Sunday, May 16, 2004

Journalistic "Ethics"

From Time:

Another day, another unmasked East German spy. That ho-hum attitude greeted news that Bernd Runge, the head of U.S. magazine publisher Condé Nast's German business, worked for the hated Stasi secret police as a young East German journalist in the 1980s. Last week two German magazines, Focus and Der Spiegel, revealed that Runge, now 43, informed on fellow students and his own family, and spied on Western journalists.

His boss thinks that it's no big deal:

Conde Nast International chairman Jonathan Newhouse believes Runge’s past is “irrelevant” to his current jobs and has “full confidence” in him, said a statement from the publisher’s German headquarters in Munich.

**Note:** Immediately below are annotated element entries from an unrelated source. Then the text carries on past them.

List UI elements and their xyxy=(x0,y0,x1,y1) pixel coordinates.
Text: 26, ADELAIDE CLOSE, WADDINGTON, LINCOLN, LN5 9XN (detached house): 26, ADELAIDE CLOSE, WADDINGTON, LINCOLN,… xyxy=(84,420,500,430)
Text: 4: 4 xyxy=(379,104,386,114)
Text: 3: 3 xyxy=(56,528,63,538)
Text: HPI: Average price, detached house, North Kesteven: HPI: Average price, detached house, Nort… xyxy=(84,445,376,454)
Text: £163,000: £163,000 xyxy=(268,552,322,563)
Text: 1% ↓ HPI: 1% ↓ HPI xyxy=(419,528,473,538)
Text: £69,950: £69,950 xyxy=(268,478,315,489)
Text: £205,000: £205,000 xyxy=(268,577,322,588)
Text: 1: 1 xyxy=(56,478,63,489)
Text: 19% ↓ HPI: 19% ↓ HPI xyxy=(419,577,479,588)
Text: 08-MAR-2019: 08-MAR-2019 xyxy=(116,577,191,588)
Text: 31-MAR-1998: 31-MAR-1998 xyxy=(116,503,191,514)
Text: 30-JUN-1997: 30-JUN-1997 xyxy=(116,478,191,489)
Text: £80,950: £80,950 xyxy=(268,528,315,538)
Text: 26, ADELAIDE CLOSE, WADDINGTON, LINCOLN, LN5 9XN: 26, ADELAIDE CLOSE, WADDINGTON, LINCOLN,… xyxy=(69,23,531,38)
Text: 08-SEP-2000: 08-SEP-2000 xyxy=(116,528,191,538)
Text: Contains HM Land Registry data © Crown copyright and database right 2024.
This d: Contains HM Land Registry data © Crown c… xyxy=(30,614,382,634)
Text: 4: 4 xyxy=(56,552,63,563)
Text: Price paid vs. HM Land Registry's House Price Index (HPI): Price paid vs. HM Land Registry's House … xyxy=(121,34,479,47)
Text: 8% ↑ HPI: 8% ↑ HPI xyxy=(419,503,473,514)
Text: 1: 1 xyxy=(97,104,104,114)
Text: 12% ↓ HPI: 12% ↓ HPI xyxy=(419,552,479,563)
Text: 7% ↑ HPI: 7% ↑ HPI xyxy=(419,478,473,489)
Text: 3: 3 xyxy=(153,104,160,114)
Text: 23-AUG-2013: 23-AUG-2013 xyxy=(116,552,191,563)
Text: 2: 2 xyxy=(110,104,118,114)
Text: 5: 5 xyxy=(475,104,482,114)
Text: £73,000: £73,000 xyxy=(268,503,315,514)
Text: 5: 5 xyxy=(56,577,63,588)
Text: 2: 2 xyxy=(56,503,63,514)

The magazine that broke the story has a different perspective:

It is almost embarrassing to read Runge's ruminations on "principles of a democratic journalism." Such posturing is totally unbelievable coming from a person who systematically abused our profession, who masked himself as a journalist when he approached colleagues, members of the opposition in the GDR or private persons, all the while spying on them and denouncing them.

Journalists do research and gather information for publication, not to create dossiers and incriminating materials to be given to secret services.

Incidentally, Conde Nast owns the New Yorker which is currently flogging the Iraqi prison story. Funny, i guess, that they are so tolerant of secret police informers in house.